Former Pirates teammate Dave Parker testifies during the Pittsburgh drug trials in 1985 that he used cocaine with Sarmiento. In 1987, baseball commissioner Peter Ueberroth later listed Sarmiento among players who would be subject to drug testing, but Sarmiento was no longer playing in the United States.

==Trades and transactions==
- March 25, 1972 - Signed as a non-drafted free agent by Cincinnati Reds
- August 3, 1976 - Recalled by Cincinnati Reds
- April 2, 1980 - Released by Cincinnati Reds
- April 14, 1980 - Signed by Seattle Mariners
- April 8, 1981 - Traded by Seattle Mariners to Boston Red Sox in exchange for Dick Drago; waived by Boston, assigned to Pawtucket Red Sox (IL)
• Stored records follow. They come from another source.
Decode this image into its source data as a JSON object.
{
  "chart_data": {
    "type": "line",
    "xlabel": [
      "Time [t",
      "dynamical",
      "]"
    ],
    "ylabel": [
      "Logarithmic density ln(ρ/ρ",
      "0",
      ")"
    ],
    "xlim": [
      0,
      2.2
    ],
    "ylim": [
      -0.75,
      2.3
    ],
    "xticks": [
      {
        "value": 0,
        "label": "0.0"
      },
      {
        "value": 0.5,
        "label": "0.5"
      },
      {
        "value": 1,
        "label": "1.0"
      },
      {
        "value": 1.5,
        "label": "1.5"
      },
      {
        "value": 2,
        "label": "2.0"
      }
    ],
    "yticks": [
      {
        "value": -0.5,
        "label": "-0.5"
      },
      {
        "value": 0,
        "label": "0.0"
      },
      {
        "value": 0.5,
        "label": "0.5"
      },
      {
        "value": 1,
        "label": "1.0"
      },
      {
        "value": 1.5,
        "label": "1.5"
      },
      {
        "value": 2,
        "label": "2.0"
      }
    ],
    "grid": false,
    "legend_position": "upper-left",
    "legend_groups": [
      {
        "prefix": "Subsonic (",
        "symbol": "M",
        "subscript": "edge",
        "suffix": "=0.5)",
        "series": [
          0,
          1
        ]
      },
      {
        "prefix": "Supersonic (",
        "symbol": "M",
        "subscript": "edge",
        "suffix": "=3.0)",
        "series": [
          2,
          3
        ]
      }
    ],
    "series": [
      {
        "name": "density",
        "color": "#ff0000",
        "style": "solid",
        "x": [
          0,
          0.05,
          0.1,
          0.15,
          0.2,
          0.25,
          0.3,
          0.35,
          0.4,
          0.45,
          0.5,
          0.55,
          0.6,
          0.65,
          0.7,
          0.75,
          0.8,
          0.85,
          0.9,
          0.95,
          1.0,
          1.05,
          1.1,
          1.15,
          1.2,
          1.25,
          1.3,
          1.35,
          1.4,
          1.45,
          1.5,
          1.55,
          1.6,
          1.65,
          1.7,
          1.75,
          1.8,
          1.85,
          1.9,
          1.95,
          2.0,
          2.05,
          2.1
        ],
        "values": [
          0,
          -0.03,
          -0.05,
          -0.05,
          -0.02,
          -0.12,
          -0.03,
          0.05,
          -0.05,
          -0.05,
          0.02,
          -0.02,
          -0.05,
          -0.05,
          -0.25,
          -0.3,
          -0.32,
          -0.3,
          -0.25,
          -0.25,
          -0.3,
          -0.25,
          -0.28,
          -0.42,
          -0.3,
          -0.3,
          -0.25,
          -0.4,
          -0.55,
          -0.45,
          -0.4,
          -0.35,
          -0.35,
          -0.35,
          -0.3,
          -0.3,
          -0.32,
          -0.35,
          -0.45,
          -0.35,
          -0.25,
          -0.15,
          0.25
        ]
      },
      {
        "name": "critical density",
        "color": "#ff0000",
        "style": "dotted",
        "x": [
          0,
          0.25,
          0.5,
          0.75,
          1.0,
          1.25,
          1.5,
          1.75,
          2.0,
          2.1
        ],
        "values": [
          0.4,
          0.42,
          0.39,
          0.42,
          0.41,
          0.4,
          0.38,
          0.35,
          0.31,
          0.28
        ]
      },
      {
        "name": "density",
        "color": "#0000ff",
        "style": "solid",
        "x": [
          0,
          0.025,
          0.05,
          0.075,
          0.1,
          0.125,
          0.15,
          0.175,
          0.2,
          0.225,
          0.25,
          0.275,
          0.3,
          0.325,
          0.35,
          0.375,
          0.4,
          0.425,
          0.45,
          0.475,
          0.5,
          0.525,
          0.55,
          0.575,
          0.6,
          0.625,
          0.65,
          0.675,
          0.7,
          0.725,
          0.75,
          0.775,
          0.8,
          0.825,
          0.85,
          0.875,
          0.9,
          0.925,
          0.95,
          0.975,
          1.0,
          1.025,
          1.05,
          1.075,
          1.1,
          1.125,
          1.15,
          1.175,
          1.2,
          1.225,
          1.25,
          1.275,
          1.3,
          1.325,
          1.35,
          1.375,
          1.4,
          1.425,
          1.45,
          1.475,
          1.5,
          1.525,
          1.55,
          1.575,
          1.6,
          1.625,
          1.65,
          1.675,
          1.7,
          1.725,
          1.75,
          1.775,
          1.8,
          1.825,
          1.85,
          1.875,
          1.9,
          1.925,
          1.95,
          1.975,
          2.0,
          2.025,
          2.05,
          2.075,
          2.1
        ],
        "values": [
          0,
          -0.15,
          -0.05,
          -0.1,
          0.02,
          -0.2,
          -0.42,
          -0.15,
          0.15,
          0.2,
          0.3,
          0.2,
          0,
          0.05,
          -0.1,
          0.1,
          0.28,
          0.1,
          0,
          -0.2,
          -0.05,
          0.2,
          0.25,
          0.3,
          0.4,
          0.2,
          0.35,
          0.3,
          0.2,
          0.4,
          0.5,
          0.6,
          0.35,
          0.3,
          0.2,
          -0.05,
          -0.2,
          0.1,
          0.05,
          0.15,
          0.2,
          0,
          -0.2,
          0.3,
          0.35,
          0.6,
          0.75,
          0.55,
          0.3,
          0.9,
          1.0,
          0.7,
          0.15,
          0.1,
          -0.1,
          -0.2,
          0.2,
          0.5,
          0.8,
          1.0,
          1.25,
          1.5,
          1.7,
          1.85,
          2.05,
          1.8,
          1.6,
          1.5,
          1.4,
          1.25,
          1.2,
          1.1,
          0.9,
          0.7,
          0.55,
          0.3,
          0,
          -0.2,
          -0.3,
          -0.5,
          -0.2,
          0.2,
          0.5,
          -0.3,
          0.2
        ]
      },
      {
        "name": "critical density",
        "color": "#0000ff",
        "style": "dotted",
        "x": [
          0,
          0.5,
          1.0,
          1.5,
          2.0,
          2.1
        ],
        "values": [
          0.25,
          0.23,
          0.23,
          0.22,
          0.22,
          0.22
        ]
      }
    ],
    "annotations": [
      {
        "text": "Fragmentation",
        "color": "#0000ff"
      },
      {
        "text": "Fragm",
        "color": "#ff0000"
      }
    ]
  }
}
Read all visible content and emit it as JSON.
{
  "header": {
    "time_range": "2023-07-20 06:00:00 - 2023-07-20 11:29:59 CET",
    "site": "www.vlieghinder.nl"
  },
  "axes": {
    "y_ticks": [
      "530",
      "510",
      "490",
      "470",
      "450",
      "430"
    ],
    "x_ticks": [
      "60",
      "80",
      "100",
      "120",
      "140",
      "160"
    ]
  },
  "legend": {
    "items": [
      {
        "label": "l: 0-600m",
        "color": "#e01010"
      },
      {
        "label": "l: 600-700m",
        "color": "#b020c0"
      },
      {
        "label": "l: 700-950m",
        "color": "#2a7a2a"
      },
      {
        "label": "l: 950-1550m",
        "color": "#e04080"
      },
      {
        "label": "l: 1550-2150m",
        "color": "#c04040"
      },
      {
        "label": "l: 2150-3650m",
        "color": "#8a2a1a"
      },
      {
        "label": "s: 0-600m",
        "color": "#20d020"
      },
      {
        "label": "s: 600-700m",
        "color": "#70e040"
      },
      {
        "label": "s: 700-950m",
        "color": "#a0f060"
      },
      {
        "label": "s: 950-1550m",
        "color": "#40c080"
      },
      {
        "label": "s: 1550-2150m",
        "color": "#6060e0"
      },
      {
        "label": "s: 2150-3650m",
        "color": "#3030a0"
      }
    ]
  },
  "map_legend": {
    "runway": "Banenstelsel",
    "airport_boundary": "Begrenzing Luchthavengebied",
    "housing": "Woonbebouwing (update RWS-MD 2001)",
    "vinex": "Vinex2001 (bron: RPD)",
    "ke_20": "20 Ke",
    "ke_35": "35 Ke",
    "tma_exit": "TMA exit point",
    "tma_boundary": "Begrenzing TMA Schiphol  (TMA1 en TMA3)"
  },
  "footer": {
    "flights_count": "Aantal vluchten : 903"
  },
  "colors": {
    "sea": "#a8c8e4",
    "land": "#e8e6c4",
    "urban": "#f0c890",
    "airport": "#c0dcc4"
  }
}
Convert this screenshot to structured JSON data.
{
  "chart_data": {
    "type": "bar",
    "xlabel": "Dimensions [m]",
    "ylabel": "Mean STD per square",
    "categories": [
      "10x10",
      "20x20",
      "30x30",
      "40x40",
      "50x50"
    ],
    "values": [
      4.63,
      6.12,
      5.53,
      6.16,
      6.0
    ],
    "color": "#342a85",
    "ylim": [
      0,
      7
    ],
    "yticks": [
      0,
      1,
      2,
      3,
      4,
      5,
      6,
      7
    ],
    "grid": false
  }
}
- October 23, 1981 - Sold by Boston Red Sox to Pittsburgh Pirates
- April 4, 1982 - Outrighted by Pirates to minor league camp
- February 7, 1984 - Signed by Pirates to a two-year contract
- April 7, 1985 - Assigned to Hawaii Islanders (PCL) by Pittsburgh
- 1986 - Signed by the Cordoba Cafeteros (MX) as a free agent.

== Quote==
"Sarmiento was a fine fielder with a lively split-finger fastball and a singing voice good enough to once sing the National Anthem before a game. As a 20-year-old rookie in 1976, the slender Venezuelan helped the Reds to a World Championship with five relief wins". - Ed Walton, at Baseball Library.